Revision: Schuldspruch in Körperverletzung mit Todesfolge abgeändert; Strafausspruch aufgehoben
- Gericht
- BGH
- Spruchkörper
- 2. Strafsenat
- Aktenzeichen
- 2 StR 228/52
- Datum
- 11.07.1952
- Rechtsgebiet
- Strafrecht
Abstrakte Rechtssätze
Ob eine Körperverletzung den Tod des Verletzten verursacht hat, ist nach der Bedingungstheorie (conditio sine qua non) zu beurteilen.
Liegt ein ursächlicher Zusammenhang zwischen der Körperverletzung und dem Tod nach der Bedingungstheorie vor, ist der Tatbestand der Körperverletzung mit Todesfolge zu bejahen.
Für die Annahme der Körperverletzung mit Todesfolge ist nicht erforderlich, dass die Todesfolge in besonderer Weise fahrlässig herbeigeführt wurde, sofern Kausalität gegeben ist.
Ein Strafausspruch, der gegen die nach § 8 Abs. 2 JGG geltende Höchstdauer des Jugendarrests verstößt, ist aufzuheben und die Sache zur neuen Entscheidung zurückzuverweisen.
Vorinstanzen
Landgericht Frankenthal, 13. November 1951
Rubrum
Im Namen des Volkes
In der Strafsache gegen den Elektrolehrling Manfred ████ aus ███████, geboren am █████ in ███,
wegen Körperverletzung,
hat der 2. Strafsenat des Bundesgerichtshofs in der Sitzung vom 11. Juli 1952, an der teilgenommen haben:
Senatspräsident Dr. Moericke als Vorsitzender,
Dr. Dotterweich, Werner, Dr. Sauer, Dr. Ludwig als beisitzende Bundesrichter,
Erster Staatsanwalt █████ als Vertreter der Bundesanwaltschaft,
Justizangestellter ████████
Tenor
1. Das Urteil des Landgerichts in Frankenthal vom 13. November 1951 wird:
a) auf die Revision der Staatsanwaltschaft im Schuldspruch dahin abgeändert, dass der Angeklagte wegen Körperverletzung mit Todesfolge verurteilt wird,
b) auf die Revisionen der Staatsanwaltschaft und des Angeklagten im Strafausspruch aufgehoben.

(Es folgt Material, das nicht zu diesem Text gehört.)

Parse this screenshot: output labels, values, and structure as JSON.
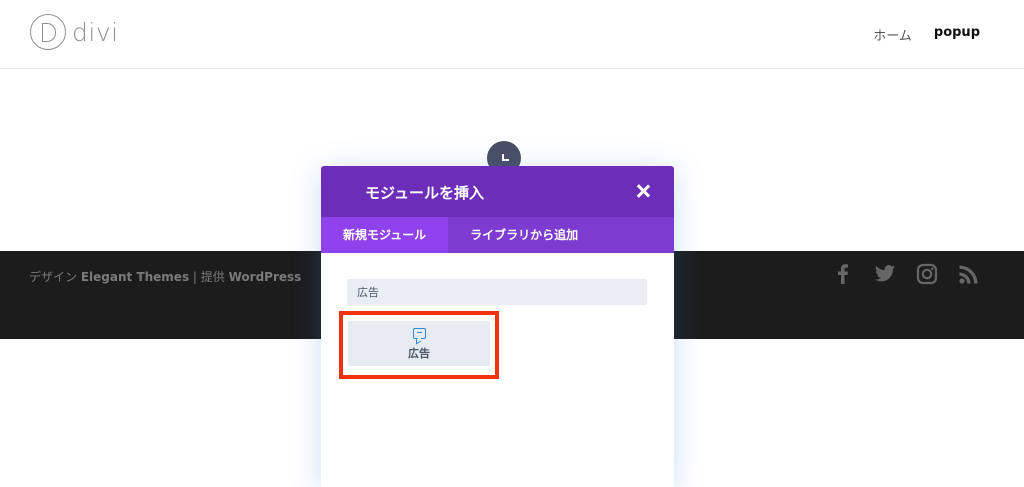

Im Umfang der Aufhebung wird die Sache zur neuen Verhandlung und Entscheidung, auch über die Kosten der Rechtsmittel, an das Landgericht zurückverwiesen.
Von Rechts wegen.
Gründe
Der Angeklagte hat nach den Feststellungen den 15-jährigen Siegfried ███ mit der Faust auf den Kopf geschlagen und hierdurch dessen Tod herbeigeführt. Er hat hierbei weder in Notwehr gehandelt noch eine Notwehrlage irrig angenommen. Er ist deshalb vom Landgericht wegen Körperverletzung nach § 223 StGB zu sechs Wochen Jugendarrest verurteilt worden. Was die Revision des Angeklagten gegen den Schuldspruch vorbringt, erschöpft sich in unzulässigen Angriffen gegen die Beweiswürdigung des Vorderrichters.
Hingegen macht die Revision der Staatsanwaltschaft mit Recht geltend, dass das Landgericht den Angeklagten nach § 226 StGB hätte verurteilen müssen.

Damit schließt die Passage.